From the front lines
Data Migration
The Solo Developer
On Sophistication

Data Migration

A common fault made when planning a new program to replace an old legacy program is to schedule the data migration as a short step at the end of the project.

This is an error for several reasons. In one way, the data migration is more complex than the new system: it has to deal with the complexity of both systems. If they are not very similar to each other, then the mapping of the data can be very difficult. Also, getting some data migrated as early as possible forces the developers to test against real data. This will highlight misunderstandings at a time when it will be easier to do something about it. It will also help to show the client data that is familiar. This is also an opportunity to clean up the old data. That can be very difficult.

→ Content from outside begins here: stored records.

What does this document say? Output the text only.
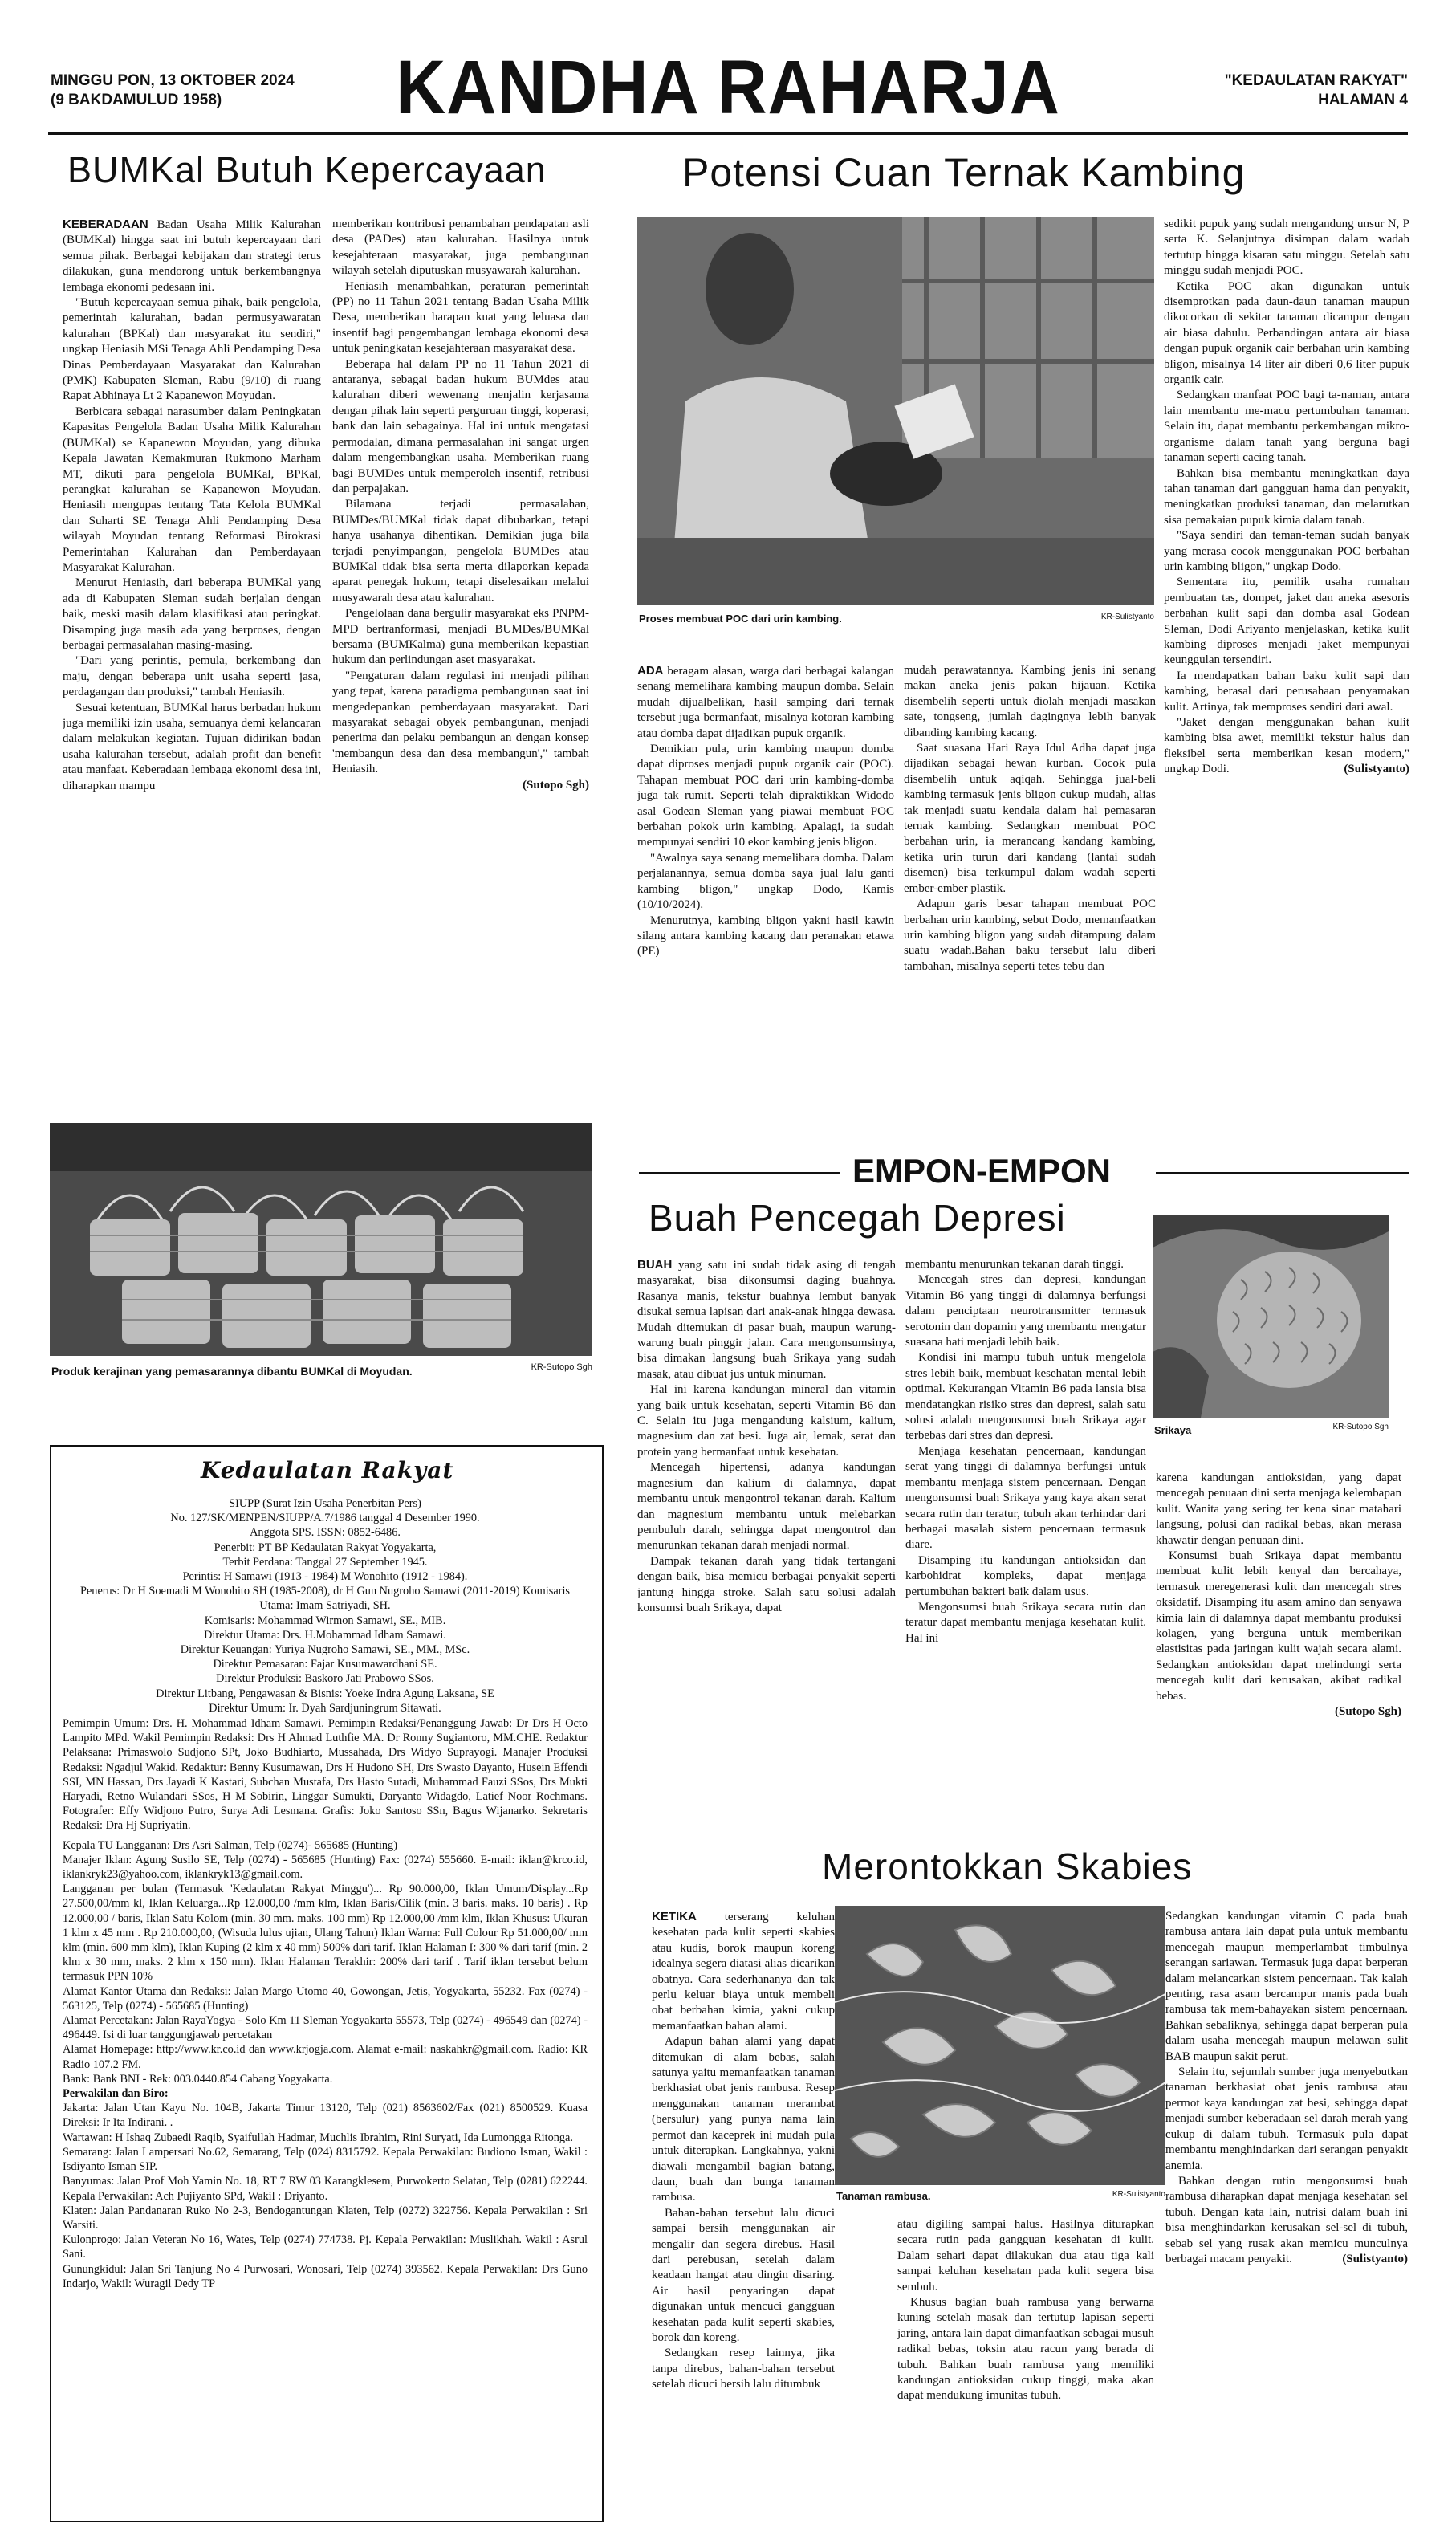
MINGGU PON, 13 OKTOBER 2024
(9 BAKDAMULUD 1958)	KANDHA RAHARJA	"KEDAULATAN RAKYAT"
HALAMAN 4
BUMKal Butuh Kepercayaan

KEBERADAAN Badan Usaha Milik Kalurahan (BUMKal) hingga saat ini butuh kepercayaan dari semua pihak. Berbagai kebijakan dan strategi terus dilakukan, guna mendorong untuk berkembangnya lembaga ekonomi pedesaan ini.

"Butuh kepercayaan semua pihak, baik pengelola, pemerintah kalurahan, badan permusyawaratan kalurahan (BPKal) dan masyarakat itu sendiri," ungkap Heniasih MSi Tenaga Ahli Pendamping Desa Dinas Pemberdayaan Masyarakat dan Kalurahan (PMK) Kabupaten Sleman, Rabu (9/10) di ruang Rapat Abhinaya Lt 2 Kapanewon Moyudan.

Berbicara sebagai narasumber dalam Peningkatan Kapasitas Pengelola Badan Usaha Milik Kalurahan (BUMKal) se Kapanewon Moyudan, yang dibuka Kepala Jawatan Kemakmuran Rukmono Marham MT, dikuti para pengelola BUMKal, BPKal, perangkat kalurahan se Kapanewon Moyudan. Heniasih mengupas tentang Tata Kelola BUMKal dan Suharti SE Tenaga Ahli Pendamping Desa wilayah Moyudan tentang Reformasi Birokrasi Pemerintahan Kalurahan dan Pemberdayaan Masyarakat Kalurahan.

Menurut Heniasih, dari beberapa BUMKal yang ada di Kabupaten Sleman sudah berjalan dengan baik, meski masih dalam klasifikasi atau peringkat. Disamping juga masih ada yang berproses, dengan berbagai permasalahan masing-masing.

"Dari yang perintis, pemula, berkembang dan maju, dengan beberapa unit usaha seperti jasa, perdagangan dan produksi," tambah Heniasih.

Sesuai ketentuan, BUMKal harus berbadan hukum juga memiliki izin usaha, semuanya demi kelancaran dalam melakukan kegiatan. Tujuan didirikan badan usaha kalurahan tersebut, adalah profit dan benefit atau manfaat. Keberadaan lembaga ekonomi desa ini, diharapkan mampu

memberikan kontribusi penambahan pendapatan asli desa (PADes) atau kalurahan. Hasilnya untuk kesejahteraan masyarakat, juga pembangunan wilayah setelah diputuskan musyawarah kalurahan.

Heniasih menambahkan, peraturan pemerintah (PP) no 11 Tahun 2021 tentang Badan Usaha Milik Desa, memberikan harapan kuat yang leluasa dan insentif bagi pengembangan lembaga ekonomi desa untuk peningkatan kesejahteraan masyarakat desa.

Beberapa hal dalam PP no 11 Tahun 2021 di antaranya, sebagai badan hukum BUMdes atau kalurahan diberi wewenang menjalin kerjasama dengan pihak lain seperti perguruan tinggi, koperasi, bank dan lain sebagainya. Hal ini untuk mengatasi permodalan, dimana permasalahan ini sangat urgen dalam mengembangkan usaha. Memberikan ruang bagi BUMDes untuk memperoleh insentif, retribusi dan perpajakan.

Bilamana terjadi permasalahan, BUMDes/BUMKal tidak dapat dibubarkan, tetapi hanya usahanya dihentikan. Demikian juga bila terjadi penyimpangan, pengelola BUMDes atau BUMKal tidak bisa serta merta dilaporkan kepada aparat penegak hukum, tetapi diselesaikan melalui musyawarah desa atau kalurahan.

Pengelolaan dana bergulir masyarakat eks PNPM-MPD bertranformasi, menjadi BUMDes/BUMKal bersama (BUMKalma) guna memberikan kepastian hukum dan perlindungan aset masyarakat.

"Pengaturan dalam regulasi ini menjadi pilihan yang tepat, karena paradigma pembangunan saat ini mengedepankan pemberdayaan masyarakat. Dari masyarakat sebagai obyek pembangunan, menjadi penerima dan pelaku pembangun an dengan konsep 'membangun desa dan desa membangun'," tambah Heniasih.

(Sutopo Sgh)

Produk kerajinan yang pemasarannya dibantu BUMKal di Moyudan.	KR-Sutopo Sgh
Kedaulatan Rakyat

SIUPP (Surat Izin Usaha Penerbitan Pers)

No. 127/SK/MENPEN/SIUPP/A.7/1986 tanggal 4 Desember 1990.

Anggota SPS. ISSN: 0852-6486.

Penerbit: PT BP Kedaulatan Rakyat Yogyakarta,

Terbit Perdana: Tanggal 27 September 1945.

Perintis: H Samawi (1913 - 1984) M Wonohito (1912 - 1984).

Penerus: Dr H Soemadi M Wonohito SH (1985-2008), dr H Gun Nugroho Samawi (2011-2019) Komisaris Utama: Imam Satriyadi, SH.

Komisaris: Mohammad Wirmon Samawi, SE., MIB.

Direktur Utama: Drs. H.Mohammad Idham Samawi.

Direktur Keuangan: Yuriya Nugroho Samawi, SE., MM., MSc.

Direktur Pemasaran: Fajar Kusumawardhani SE.

Direktur Produksi: Baskoro Jati Prabowo SSos.

Direktur Litbang, Pengawasan & Bisnis: Yoeke Indra Agung Laksana, SE

Direktur Umum: Ir. Dyah Sardjuningrum Sitawati.

Pemimpin Umum: Drs. H. Mohammad Idham Samawi. Pemimpin Redaksi/Penanggung Jawab: Dr Drs H Octo Lampito MPd. Wakil Pemimpin Redaksi: Drs H Ahmad Luthfie MA. Dr Ronny Sugiantoro, MM.CHE. Redaktur Pelaksana: Primaswolo Sudjono SPt, Joko Budhiarto, Mussahada, Drs Widyo Suprayogi. Manajer Produksi Redaksi: Ngadjul Wakid. Redaktur: Benny Kusumawan, Drs H Hudono SH, Drs Swasto Dayanto, Husein Effendi SSI, MN Hassan, Drs Jayadi K Kastari, Subchan Mustafa, Drs Hasto Sutadi, Muhammad Fauzi SSos, Drs Mukti Haryadi, Retno Wulandari SSos, H M Sobirin, Linggar Sumukti, Daryanto Widagdo, Latief Noor Rochmans. Fotografer: Effy Widjono Putro, Surya Adi Lesmana. Grafis: Joko Santoso SSn, Bagus Wijanarko. Sekretaris Redaksi: Dra Hj Supriyatin.

Kepala TU Langganan: Drs Asri Salman, Telp (0274)- 565685 (Hunting)

Manajer Iklan: Agung Susilo SE, Telp (0274) - 565685 (Hunting) Fax: (0274) 555660. E-mail: iklan@krco.id, iklankryk23@yahoo.com, iklankryk13@gmail.com.

Langganan per bulan (Termasuk 'Kedaulatan Rakyat Minggu')... Rp 90.000,00, Iklan Umum/Display...Rp 27.500,00/mm kl, Iklan Keluarga...Rp 12.000,00 /mm klm, Iklan Baris/Cilik (min. 3 baris. maks. 10 baris) . Rp 12.000,00 / baris, Iklan Satu Kolom (min. 30 mm. maks. 100 mm) Rp 12.000,00 /mm klm, Iklan Khusus: Ukuran 1 klm x 45 mm . Rp 210.000,00, (Wisuda lulus ujian, Ulang Tahun) Iklan Warna: Full Colour Rp 51.000,00/ mm klm (min. 600 mm klm), Iklan Kuping (2 klm x 40 mm) 500% dari tarif. Iklan Halaman I: 300 % dari tarif (min. 2 klm x 30 mm, maks. 2 klm x 150 mm). Iklan Halaman Terakhir: 200% dari tarif . Tarif iklan tersebut belum termasuk PPN 10%

Alamat Kantor Utama dan Redaksi: Jalan Margo Utomo 40, Gowongan, Jetis, Yogyakarta, 55232. Fax (0274) - 563125, Telp (0274) - 565685 (Hunting)

Alamat Percetakan: Jalan RayaYogya - Solo Km 11 Sleman Yogyakarta 55573, Telp (0274) - 496549 dan (0274) - 496449. Isi di luar tanggungjawab percetakan

Alamat Homepage: http://www.kr.co.id dan www.krjogja.com. Alamat e-mail: naskahkr@gmail.com. Radio: KR Radio 107.2 FM.

Bank: Bank BNI - Rek: 003.0440.854 Cabang Yogyakarta.

Perwakilan dan Biro:

Jakarta: Jalan Utan Kayu No. 104B, Jakarta Timur 13120, Telp (021) 8563602/Fax (021) 8500529. Kuasa Direksi: Ir Ita Indirani. .

Wartawan: H Ishaq Zubaedi Raqib, Syaifullah Hadmar, Muchlis Ibrahim, Rini Suryati, Ida Lumongga Ritonga.

Semarang: Jalan Lampersari No.62, Semarang, Telp (024) 8315792. Kepala Perwakilan: Budiono Isman, Wakil : Isdiyanto Isman SIP.

Banyumas: Jalan Prof Moh Yamin No. 18, RT 7 RW 03 Karangklesem, Purwokerto Selatan, Telp (0281) 622244. Kepala Perwakilan: Ach Pujiyanto SPd, Wakil : Driyanto.

Klaten: Jalan Pandanaran Ruko No 2-3, Bendogantungan Klaten, Telp (0272) 322756. Kepala Perwakilan : Sri Warsiti.

Kulonprogo: Jalan Veteran No 16, Wates, Telp (0274) 774738. Pj. Kepala Perwakilan: Muslikhah. Wakil : Asrul Sani.

Gunungkidul: Jalan Sri Tanjung No 4 Purwosari, Wonosari, Telp (0274) 393562. Kepala Perwakilan: Drs Guno Indarjo, Wakil: Wuragil Dedy TP

Potensi Cuan Ternak Kambing
Proses membuat POC dari urin kambing.	KR-Sulistyanto

ADA beragam alasan, warga dari berbagai kalangan senang memelihara kambing maupun domba. Selain mudah dijualbelikan, hasil samping dari ternak tersebut juga bermanfaat, misalnya kotoran kambing atau domba dapat dijadikan pupuk organik.

Demikian pula, urin kambing maupun domba dapat diproses menjadi pupuk organik cair (POC). Tahapan membuat POC dari urin kambing-domba juga tak rumit. Seperti telah dipraktikkan Widodo asal Godean Sleman yang piawai membuat POC berbahan pokok urin kambing. Apalagi, ia sudah mempunyai sendiri 10 ekor kambing jenis bligon.

"Awalnya saya senang memelihara domba. Dalam perjalanannya, semua domba saya jual lalu ganti kambing bligon," ungkap Dodo, Kamis (10/10/2024).

Menurutnya, kambing bligon yakni hasil kawin silang antara kambing kacang dan peranakan etawa (PE)

mudah perawatannya. Kambing jenis ini senang makan aneka jenis pakan hijauan. Ketika disembelih seperti untuk diolah menjadi masakan sate, tongseng, jumlah dagingnya lebih banyak dibanding kambing kacang.

Saat suasana Hari Raya Idul Adha dapat juga dijadikan sebagai hewan kurban. Cocok pula disembelih untuk aqiqah. Sehingga jual-beli kambing termasuk jenis bligon cukup mudah, alias tak menjadi suatu kendala dalam hal pemasaran ternak kambing. Sedangkan membuat POC berbahan urin, ia merancang kandang kambing, ketika urin turun dari kandang (lantai sudah disemen) bisa terkumpul dalam wadah seperti ember-ember plastik.

Adapun garis besar tahapan membuat POC berbahan urin kambing, sebut Dodo, memanfaatkan urin kambing bligon yang sudah ditampung dalam suatu wadah.Bahan baku tersebut lalu diberi tambahan, misalnya seperti tetes tebu dan

sedikit pupuk yang sudah mengandung unsur N, P serta K. Selanjutnya disimpan dalam wadah tertutup hingga kisaran satu minggu. Setelah satu minggu sudah menjadi POC.

Ketika POC akan digunakan untuk disemprotkan pada daun-daun tanaman maupun dikocorkan di sekitar tanaman dicampur dengan air biasa dahulu. Perbandingan antara air biasa dengan pupuk organik cair berbahan urin kambing bligon, misalnya 14 liter air diberi 0,6 liter pupuk organik cair.

Sedangkan manfaat POC bagi ta-naman, antara lain membantu me-macu pertumbuhan tanaman. Selain itu, dapat membantu perkembangan mikro-organisme dalam tanah yang berguna bagi tanaman seperti cacing tanah.

Bahkan bisa membantu meningkatkan daya tahan tanaman dari gangguan hama dan penyakit, meningkatkan produksi tanaman, dan melarutkan sisa pemakaian pupuk kimia dalam tanah.

"Saya sendiri dan teman-teman sudah banyak yang merasa cocok menggunakan POC berbahan urin kambing bligon," ungkap Dodo.

Sementara itu, pemilik usaha rumahan pembuatan tas, dompet, jaket dan aneka asesoris berbahan kulit sapi dan domba asal Godean Sleman, Dodi Ariyanto menjelaskan, ketika kulit kambing diproses menjadi jaket mempunyai keunggulan tersendiri.

Ia mendapatkan bahan baku kulit sapi dan kambing, berasal dari perusahaan penyamakan kulit. Artinya, tak memproses sendiri dari awal.

"Jaket dengan menggunakan bahan kulit kambing bisa awet, memiliki tekstur halus dan fleksibel serta memberikan kesan modern," ungkap Dodi.	(Sulistyanto)

EMPON-EMPON
Buah Pencegah Depresi

BUAH yang satu ini sudah tidak asing di tengah masyarakat, bisa dikonsumsi daging buahnya. Rasanya manis, tekstur buahnya lembut banyak disukai semua lapisan dari anak-anak hingga dewasa. Mudah ditemukan di pasar buah, maupun warung-warung buah pinggir jalan. Cara mengonsumsinya, bisa dimakan langsung buah Srikaya yang sudah masak, atau dibuat jus untuk minuman.

Hal ini karena kandungan mineral dan vitamin yang baik untuk kesehatan, seperti Vitamin B6 dan C. Selain itu juga mengandung kalsium, kalium, magnesium dan zat besi. Juga air, lemak, serat dan protein yang bermanfaat untuk kesehatan.

Mencegah hipertensi, adanya kandungan magnesium dan kalium di dalamnya, dapat membantu untuk mengontrol tekanan darah. Kalium dan magnesium membantu untuk melebarkan pembuluh darah, sehingga dapat mengontrol dan menurunkan tekanan darah menjadi normal.

Dampak tekanan darah yang tidak tertangani dengan baik, bisa memicu berbagai penyakit seperti jantung hingga stroke. Salah satu solusi adalah konsumsi buah Srikaya, dapat

membantu menurunkan tekanan darah tinggi.

Mencegah stres dan depresi, kandungan Vitamin B6 yang tinggi di dalamnya berfungsi dalam penciptaan neurotransmitter termasuk serotonin dan dopamin yang membantu mengatur suasana hati menjadi lebih baik.

Kondisi ini mampu tubuh untuk mengelola stres lebih baik, membuat kesehatan mental lebih optimal. Kekurangan Vitamin B6 pada lansia bisa mendatangkan risiko stres dan depresi, salah satu solusi adalah mengonsumsi buah Srikaya agar terbebas dari stres dan depresi.

Menjaga kesehatan pencernaan, kandungan serat yang tinggi di dalamnya berfungsi untuk membantu menjaga sistem pencernaan. Dengan mengonsumsi buah Srikaya yang kaya akan serat secara rutin dan teratur, tubuh akan terhindar dari berbagai masalah sistem pencernaan termasuk diare.

Disamping itu kandungan antioksidan dan karbohidrat kompleks, dapat menjaga pertumbuhan bakteri baik dalam usus.

Mengonsumsi buah Srikaya secara rutin dan teratur dapat membantu menjaga kesehatan kulit. Hal ini

Srikaya	KR-Sutopo Sgh

karena kandungan antioksidan, yang dapat mencegah penuaan dini serta menjaga kelembapan kulit. Wanita yang sering ter kena sinar matahari langsung, polusi dan radikal bebas, akan merasa khawatir dengan penuaan dini.

Konsumsi buah Srikaya dapat membantu membuat kulit lebih kenyal dan bercahaya, termasuk meregenerasi kulit dan mencegah stres oksidatif. Disamping itu asam amino dan senyawa kimia lain di dalamnya dapat membantu produksi kolagen, yang berguna untuk memberikan elastisitas pada jaringan kulit wajah secara alami. Sedangkan antioksidan dapat melindungi serta mencegah kulit dari kerusakan, akibat radikal bebas.

(Sutopo Sgh)

Merontokkan Skabies

KETIKA terserang keluhan kesehatan pada kulit seperti skabies atau kudis, borok maupun koreng idealnya segera diatasi alias dicarikan obatnya. Cara sederhananya dan tak perlu keluar biaya untuk membeli obat berbahan kimia, yakni cukup memanfaatkan bahan alami.

Adapun bahan alami yang dapat ditemukan di alam bebas, salah satunya yaitu memanfaatkan tanaman berkhasiat obat jenis rambusa. Resep menggunakan tanaman merambat (bersulur) yang punya nama lain permot dan kaceprek ini mudah pula untuk diterapkan. Langkahnya, yakni diawali mengambil bagian batang, daun, buah dan bunga tanaman rambusa.

Bahan-bahan tersebut lalu dicuci sampai bersih menggunakan air mengalir dan segera direbus. Hasil dari perebusan, setelah dalam keadaan hangat atau dingin disaring. Air hasil penyaringan dapat digunakan untuk mencuci gangguan kesehatan pada kulit seperti skabies, borok dan koreng.

Sedangkan resep lainnya, jika tanpa direbus, bahan-bahan tersebut setelah dicuci bersih lalu ditumbuk

Tanaman rambusa.	KR-Sulistyanto

atau digiling sampai halus. Hasilnya diturapkan secara rutin pada gangguan kesehatan di kulit. Dalam sehari dapat dilakukan dua atau tiga kali sampai keluhan kesehatan pada kulit segera bisa sembuh.

Khusus bagian buah rambusa yang berwarna kuning setelah masak dan tertutup lapisan seperti jaring, antara lain dapat dimanfaatkan sebagai musuh radikal bebas, toksin atau racun yang berada di tubuh. Bahkan buah rambusa yang memiliki kandungan antioksidan cukup tinggi, maka akan dapat mendukung imunitas tubuh.

Sedangkan kandungan vitamin C pada buah rambusa antara lain dapat pula untuk membantu mencegah maupun memperlambat timbulnya serangan sariawan. Termasuk juga dapat berperan dalam melancarkan sistem pencernaan. Tak kalah penting, rasa asam bercampur manis pada buah rambusa tak mem-bahayakan sistem pencernaan. Bahkan sebaliknya, sehingga dapat berperan pula dalam usaha mencegah maupun melawan sulit BAB maupun sakit perut.

Selain itu, sejumlah sumber juga menyebutkan tanaman berkhasiat obat jenis rambusa atau permot kaya kandungan zat besi, sehingga dapat menjadi sumber keberadaan sel darah merah yang cukup di dalam tubuh. Termasuk pula dapat membantu menghindarkan dari serangan penyakit anemia.

Bahkan dengan rutin mengonsumsi buah rambusa diharapkan dapat menjaga kesehatan sel tubuh. Dengan kata lain, nutrisi dalam buah ini bisa menghindarkan kerusakan sel-sel di tubuh, sebab sel yang rusak akan memicu munculnya berbagai macam penyakit.	(Sulistyanto)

With my own systems, the data gets migrated as soon as the new tables are identified. This allows me to schedule reports and processing tasks before the data capturing. This reverses the conventional approach. Cleaner data and new reporting might be of greater value to the business than data capture into an otherwise empty system. From the developer point of view, the ability to reproduce reports is an important validation of the new design.

The importance of data migration in my process has encouraged me to develop tools for this purpose. The main one is the DbConvert program. It analyzes the two databases, and allows the consultant to map the two by point and shoot. It handles many of the difficulties that arise. For example, it saves a mapping of the keys between data on the two systems; it allows data to be consolidated from many sources to a single destination, and conversely it allows data from a single source to be split to many destinations. The captured definition can be used to produce a specification document which is automatically kept in step with the migration.

In other words, DbConvert is a good 90% solution.